Rosie Brown

ABOUT

Mojo * * * *

“As fresh and enveloping as morning mist – and as disquietingly opaque – the music of Rosie Brown weaves a wondrous spell. It’s centred on the silken murmur of siren songstress Rosie who coos sensual pieces about weather, colours and intimacy. She sings of breathing in the southern breeze, of wanting to float on an ocean with you (“you, you, you, you”), of the orange sunset burning a hole in her head, and the effect is bewitching. She is partnered by producer and co-writer Bernd Rest, whose neat guitar parts (along with Simon Russell’s double bass, and the general air of trippiness) recall vintage John Martyn. But the post-Norah subtlety (acoustic group at its core), post-Portishead portent (neurotic bluesy dissonance) and post-Zero 7 lounge-chill results in uniquely affecting sounds which unsettle as they seduce.”

Mojo * * * *

“Centred around the considerable talents of Brown and Austrian guitarist/producer Bernd Rest, this sparkling record will hearten those who thought that the kind of pastoral arranging skills with which Robert Kirby furnished Nick Drake were history.
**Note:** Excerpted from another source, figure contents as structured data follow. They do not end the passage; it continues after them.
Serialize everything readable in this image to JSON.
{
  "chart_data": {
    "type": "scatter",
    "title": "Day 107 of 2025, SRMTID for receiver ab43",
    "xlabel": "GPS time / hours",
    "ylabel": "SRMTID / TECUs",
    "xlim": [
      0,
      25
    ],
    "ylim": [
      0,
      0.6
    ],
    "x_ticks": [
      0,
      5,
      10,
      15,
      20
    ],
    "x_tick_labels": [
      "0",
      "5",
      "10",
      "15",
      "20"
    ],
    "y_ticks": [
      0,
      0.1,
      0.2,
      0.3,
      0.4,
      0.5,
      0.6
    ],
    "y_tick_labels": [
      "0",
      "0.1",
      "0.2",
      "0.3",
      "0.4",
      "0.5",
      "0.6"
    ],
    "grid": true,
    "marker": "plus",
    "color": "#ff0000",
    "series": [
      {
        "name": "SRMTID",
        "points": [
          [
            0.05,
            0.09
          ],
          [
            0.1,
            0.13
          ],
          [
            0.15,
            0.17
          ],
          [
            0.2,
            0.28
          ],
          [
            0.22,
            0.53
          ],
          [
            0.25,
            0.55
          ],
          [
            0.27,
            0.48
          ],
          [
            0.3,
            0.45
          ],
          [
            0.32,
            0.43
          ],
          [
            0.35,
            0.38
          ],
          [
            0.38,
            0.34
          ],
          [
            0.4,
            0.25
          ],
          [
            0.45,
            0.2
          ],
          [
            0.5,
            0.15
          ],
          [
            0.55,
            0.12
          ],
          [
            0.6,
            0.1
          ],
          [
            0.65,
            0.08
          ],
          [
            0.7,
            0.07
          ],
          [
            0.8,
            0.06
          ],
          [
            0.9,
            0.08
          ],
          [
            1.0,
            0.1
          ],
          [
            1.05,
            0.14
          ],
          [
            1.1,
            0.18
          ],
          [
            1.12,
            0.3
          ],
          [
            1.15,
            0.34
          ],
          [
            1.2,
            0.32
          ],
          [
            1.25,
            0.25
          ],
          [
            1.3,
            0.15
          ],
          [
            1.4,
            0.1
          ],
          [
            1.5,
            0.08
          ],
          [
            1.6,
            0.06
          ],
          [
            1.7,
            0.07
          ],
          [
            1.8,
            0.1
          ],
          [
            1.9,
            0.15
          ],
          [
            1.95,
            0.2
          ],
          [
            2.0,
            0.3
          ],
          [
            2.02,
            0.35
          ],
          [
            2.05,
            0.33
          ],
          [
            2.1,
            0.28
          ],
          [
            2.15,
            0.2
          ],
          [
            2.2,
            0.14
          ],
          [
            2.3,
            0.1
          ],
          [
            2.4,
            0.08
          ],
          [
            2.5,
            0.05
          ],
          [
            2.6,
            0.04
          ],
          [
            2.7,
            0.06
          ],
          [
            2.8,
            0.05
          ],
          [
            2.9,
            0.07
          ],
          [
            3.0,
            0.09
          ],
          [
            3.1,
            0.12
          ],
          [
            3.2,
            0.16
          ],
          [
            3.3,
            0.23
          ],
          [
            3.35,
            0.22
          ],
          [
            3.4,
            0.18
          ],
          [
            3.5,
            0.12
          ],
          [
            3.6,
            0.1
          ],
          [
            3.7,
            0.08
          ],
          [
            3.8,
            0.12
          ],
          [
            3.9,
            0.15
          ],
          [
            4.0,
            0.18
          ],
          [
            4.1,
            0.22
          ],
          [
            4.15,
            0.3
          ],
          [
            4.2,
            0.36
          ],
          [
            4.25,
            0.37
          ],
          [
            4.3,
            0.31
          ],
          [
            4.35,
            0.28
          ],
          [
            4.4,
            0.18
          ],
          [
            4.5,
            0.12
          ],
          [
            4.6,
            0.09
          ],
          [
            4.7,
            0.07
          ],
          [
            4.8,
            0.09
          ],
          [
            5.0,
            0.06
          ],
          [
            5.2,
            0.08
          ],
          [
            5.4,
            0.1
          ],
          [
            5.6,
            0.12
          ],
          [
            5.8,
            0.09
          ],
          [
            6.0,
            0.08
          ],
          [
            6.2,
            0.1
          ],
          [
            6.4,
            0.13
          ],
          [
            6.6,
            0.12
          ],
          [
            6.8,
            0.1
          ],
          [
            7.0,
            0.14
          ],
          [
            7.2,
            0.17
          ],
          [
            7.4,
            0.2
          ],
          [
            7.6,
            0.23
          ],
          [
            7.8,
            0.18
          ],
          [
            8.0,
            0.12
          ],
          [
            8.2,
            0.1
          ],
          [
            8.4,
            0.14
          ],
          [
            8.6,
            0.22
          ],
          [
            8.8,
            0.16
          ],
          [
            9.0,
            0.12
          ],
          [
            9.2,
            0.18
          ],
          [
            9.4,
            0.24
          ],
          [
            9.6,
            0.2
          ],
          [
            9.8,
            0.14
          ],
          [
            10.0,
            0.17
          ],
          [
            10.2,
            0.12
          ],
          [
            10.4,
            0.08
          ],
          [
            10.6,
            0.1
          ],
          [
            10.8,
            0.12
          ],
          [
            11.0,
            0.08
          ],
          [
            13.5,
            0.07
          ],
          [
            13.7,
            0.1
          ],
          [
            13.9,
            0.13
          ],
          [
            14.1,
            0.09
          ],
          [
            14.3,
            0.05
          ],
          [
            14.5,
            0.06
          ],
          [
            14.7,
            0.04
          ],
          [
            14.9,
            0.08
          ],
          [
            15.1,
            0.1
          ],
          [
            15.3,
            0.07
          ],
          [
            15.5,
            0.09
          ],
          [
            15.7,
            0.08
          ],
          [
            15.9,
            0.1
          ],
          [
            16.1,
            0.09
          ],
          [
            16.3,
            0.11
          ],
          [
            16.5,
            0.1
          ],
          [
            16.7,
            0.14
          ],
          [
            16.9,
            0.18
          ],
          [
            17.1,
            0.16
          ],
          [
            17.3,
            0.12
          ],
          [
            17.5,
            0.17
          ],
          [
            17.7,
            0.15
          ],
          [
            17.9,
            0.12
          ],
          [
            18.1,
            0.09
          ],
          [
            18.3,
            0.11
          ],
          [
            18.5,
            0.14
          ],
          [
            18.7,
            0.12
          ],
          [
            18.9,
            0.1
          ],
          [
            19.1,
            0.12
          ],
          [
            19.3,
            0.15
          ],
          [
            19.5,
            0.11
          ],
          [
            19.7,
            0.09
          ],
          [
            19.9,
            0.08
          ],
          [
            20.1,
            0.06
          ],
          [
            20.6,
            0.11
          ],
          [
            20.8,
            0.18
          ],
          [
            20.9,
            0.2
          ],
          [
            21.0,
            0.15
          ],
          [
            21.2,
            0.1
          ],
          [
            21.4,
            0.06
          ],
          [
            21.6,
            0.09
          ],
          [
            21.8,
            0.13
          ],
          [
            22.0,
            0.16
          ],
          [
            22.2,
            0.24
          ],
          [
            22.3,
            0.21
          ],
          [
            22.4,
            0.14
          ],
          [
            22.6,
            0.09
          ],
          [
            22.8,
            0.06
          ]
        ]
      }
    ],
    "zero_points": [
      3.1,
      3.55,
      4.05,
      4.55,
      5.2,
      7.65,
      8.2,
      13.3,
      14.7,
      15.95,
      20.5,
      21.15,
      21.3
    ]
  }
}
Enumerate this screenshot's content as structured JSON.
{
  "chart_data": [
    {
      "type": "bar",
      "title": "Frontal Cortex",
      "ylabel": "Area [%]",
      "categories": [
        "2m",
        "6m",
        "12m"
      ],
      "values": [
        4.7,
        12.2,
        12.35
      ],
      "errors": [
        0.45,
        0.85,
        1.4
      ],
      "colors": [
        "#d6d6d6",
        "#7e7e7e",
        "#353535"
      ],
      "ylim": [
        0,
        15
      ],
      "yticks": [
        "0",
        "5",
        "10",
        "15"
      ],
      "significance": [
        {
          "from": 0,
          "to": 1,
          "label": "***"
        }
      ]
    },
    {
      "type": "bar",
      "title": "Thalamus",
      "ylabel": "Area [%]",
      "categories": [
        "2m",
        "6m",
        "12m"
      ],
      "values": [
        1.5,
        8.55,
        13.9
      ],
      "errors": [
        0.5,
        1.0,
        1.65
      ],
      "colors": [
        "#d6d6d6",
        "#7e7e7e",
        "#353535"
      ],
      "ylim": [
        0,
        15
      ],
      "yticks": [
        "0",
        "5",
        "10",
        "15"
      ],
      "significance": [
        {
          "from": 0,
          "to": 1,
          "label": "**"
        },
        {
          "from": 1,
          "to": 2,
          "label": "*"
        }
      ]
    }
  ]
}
The flutes on Odessa, bass clarinet on Darn Sing Spin and soprano sax on album stand-out Catch evince superior musical brains following their hearts, while Rest’s acoustic guitar motifs ooze melody throughout. Brown – flowers in her hair à la Billie Holiday, voice like a more sensual Beth Orton – writes distinctive, poetic lyrics, and on Love It Hate It and Song For Dolly there’s a maturity to her phrasing which suggests she’s been a secret too long. In a climate where every week sees major labels foist new singer-songwriters of questionable quality, this is the real McCoy.”

Q * * * *

“Tardy as Brown’s follow-up to her 2002 debut By the Blue is, it’s been worth the wait. Elemental, sensual, laced with choice saxophone, vibraphone, double bass and oboe, Clocks and Clouds is often reminiscent of John Martyn circa Bless the Weather, but on the skewed One Horse Tango, Austrian guitarist and arranger Bernd Rest conjures something more evocative of Les Paul backed by Goldfrapp. Enjoy by candlelight with a good red, or something green and combustible.”

Straight No Chaser

“The South London chanteuse returns with a brand new album, a familiar line-up and a collection of fine songs that surpass even the debut By the Blue. Rosie’s vocals conjure up hints of Joni Mitchell in her heyday and have never sounded better than now. There are, of course, plenty of delicate, folky jazz numbers, like the melancholic Clouds and the atmospheric Late Light. In other places, though, Rosie and her band of accomplished jazz musicians push boundaries once more, especially on the brilliant, acoustic drum and bass tinged Burning Orange and the evocative skit One Horse Tango. Elsewhere, Sunray is a carefree, optimistic joint, whereas Move My Head is a more challenging, confrontational piece with abrasive guitars and some deft drumming – about as aggressive as Miss Brown gets! Thankfully. Check this lady out. She should, by rights, be massive.”